Preliminary steps to get information about target website

Do you want to hack a wesite?

Follow these steps first, to gather few information about it.

Try to get the following:

  • IP address
  • Domain info
  • Technology used in n the website (programming language, db, …)
  • Other website on the same server
  • DNS records
  • Unlisted files, subdomain, etc

IP address

So we can start to use whois lookup (https://who.is/, https://whois.domaintools.com/), to find information about the domains and the owner

Technologies

To know about technologies used on the website we can check with netcraft website (https://www.netcraft.com/tools/)

DNS record

To get DNS information user the website https://www.robtex.com/

Other website on the same server

In some cases a website is hosted inside a server in which are hosted many other website. So if you can access to your target website, you can try to access to some other website on that server. Basically the all the website on the same server have the same IP address.
robtext.com can show them. Or also Bing can show them, just look for the IP address of the target website and the search result will show all the other websites hosted on the server.

Subdomain

To know subdomains could help to find extra info about the target website.
To know the different subdomain we can use a Linux app called knock (you need python installed).

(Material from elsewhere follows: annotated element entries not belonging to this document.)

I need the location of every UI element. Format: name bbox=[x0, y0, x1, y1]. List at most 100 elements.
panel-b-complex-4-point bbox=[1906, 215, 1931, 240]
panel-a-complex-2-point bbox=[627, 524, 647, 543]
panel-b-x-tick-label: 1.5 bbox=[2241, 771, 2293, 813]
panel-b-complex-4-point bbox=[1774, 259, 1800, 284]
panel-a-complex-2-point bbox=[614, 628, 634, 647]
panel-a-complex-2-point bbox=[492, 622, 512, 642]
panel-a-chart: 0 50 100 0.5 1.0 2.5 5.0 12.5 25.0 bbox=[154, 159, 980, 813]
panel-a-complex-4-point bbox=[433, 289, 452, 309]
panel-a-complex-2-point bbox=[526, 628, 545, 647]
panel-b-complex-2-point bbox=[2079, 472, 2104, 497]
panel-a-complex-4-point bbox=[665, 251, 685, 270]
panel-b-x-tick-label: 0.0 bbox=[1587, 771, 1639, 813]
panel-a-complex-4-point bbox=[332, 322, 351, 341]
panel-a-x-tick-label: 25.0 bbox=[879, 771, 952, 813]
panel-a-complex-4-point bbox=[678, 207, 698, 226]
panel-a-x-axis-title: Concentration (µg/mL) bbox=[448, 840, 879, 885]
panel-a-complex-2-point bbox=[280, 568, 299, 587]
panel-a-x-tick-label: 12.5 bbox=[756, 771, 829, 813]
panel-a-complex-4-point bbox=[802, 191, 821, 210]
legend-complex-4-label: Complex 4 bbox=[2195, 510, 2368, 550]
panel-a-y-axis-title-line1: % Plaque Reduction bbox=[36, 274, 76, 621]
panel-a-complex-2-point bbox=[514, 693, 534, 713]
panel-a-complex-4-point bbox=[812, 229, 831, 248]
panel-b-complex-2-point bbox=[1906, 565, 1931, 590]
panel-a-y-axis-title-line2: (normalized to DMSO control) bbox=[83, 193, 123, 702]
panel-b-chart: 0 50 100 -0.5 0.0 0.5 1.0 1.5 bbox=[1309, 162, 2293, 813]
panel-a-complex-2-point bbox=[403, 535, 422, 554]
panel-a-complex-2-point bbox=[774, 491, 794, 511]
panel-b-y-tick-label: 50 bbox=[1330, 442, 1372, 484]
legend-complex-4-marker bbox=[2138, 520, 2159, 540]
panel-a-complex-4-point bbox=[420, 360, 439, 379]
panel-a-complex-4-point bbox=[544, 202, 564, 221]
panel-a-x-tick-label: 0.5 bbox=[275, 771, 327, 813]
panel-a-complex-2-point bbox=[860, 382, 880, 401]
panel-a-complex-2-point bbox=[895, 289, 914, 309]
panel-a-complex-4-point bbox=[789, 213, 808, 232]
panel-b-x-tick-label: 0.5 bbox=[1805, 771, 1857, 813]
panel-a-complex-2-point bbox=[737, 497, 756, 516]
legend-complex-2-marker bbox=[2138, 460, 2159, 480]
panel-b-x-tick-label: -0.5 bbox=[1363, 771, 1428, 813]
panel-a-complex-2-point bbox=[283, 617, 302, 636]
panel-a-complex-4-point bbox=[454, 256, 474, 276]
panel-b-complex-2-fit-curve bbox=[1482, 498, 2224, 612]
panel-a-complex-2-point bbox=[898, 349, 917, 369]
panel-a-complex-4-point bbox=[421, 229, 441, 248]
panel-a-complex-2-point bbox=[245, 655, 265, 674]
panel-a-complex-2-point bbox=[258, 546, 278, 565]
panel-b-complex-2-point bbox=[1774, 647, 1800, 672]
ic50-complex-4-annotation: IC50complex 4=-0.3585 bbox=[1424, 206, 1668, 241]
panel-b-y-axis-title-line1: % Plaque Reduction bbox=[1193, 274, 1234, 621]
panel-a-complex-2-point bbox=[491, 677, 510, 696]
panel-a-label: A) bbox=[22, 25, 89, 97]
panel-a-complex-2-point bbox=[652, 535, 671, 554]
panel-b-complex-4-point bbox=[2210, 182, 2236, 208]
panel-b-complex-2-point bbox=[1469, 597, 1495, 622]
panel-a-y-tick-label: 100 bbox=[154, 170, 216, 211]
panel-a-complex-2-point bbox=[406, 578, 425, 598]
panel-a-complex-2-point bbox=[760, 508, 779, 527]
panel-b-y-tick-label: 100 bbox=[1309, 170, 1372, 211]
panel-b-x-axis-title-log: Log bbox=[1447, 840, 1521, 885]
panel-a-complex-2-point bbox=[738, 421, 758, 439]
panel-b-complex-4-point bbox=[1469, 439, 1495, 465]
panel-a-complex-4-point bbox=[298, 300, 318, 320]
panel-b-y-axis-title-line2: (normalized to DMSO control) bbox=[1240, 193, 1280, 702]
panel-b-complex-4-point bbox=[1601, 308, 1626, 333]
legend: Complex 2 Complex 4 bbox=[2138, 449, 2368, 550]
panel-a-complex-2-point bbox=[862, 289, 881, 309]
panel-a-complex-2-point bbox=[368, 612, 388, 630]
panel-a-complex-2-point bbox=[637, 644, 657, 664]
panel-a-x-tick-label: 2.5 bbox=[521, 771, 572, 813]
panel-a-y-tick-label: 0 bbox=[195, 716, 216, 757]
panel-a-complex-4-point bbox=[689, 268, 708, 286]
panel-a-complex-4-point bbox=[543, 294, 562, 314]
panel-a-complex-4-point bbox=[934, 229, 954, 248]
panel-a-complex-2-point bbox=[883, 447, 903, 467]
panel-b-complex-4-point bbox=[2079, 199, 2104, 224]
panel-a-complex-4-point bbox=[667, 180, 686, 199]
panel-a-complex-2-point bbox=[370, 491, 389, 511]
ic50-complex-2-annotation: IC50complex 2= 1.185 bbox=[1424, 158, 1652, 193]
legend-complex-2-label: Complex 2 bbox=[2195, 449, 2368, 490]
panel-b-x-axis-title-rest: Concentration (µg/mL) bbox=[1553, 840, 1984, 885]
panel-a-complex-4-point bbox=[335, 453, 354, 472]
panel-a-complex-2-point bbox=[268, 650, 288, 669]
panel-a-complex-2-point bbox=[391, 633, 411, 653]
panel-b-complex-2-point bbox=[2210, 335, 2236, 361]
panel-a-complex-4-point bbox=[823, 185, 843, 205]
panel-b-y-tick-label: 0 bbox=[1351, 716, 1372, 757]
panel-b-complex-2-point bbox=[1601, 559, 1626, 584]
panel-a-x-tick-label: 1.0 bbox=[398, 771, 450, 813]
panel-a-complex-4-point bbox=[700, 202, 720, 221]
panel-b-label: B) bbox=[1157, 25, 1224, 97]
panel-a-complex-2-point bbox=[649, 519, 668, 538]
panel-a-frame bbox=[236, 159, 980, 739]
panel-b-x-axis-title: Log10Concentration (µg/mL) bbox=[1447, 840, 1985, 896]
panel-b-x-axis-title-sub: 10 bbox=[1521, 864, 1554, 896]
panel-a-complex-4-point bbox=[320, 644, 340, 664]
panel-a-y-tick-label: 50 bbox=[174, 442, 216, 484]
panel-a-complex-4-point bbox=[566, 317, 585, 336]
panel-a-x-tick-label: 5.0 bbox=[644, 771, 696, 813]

git clone https://github.com/guelfoweb/knock.git
cd knock
pip3 install -r requirements.txt

python3 knockpy.py <targetwebsite>

And the result will be the list of all subdomains

Unlisted files and folder

To find folder and files could be very helpful because they can contain user, password or other important and sensitive info.
To discover files and folder exposed on the website we can use a tool named “dirb”. It’s a Linux app which uses the brute force to discover them. It has a list of names that will be used to find hidden folder and files.
This list from dirb contains many default file name like robot.txt and config.ini which can contains files that the target website owner doesn’t want to index to search emgine or the db configuration.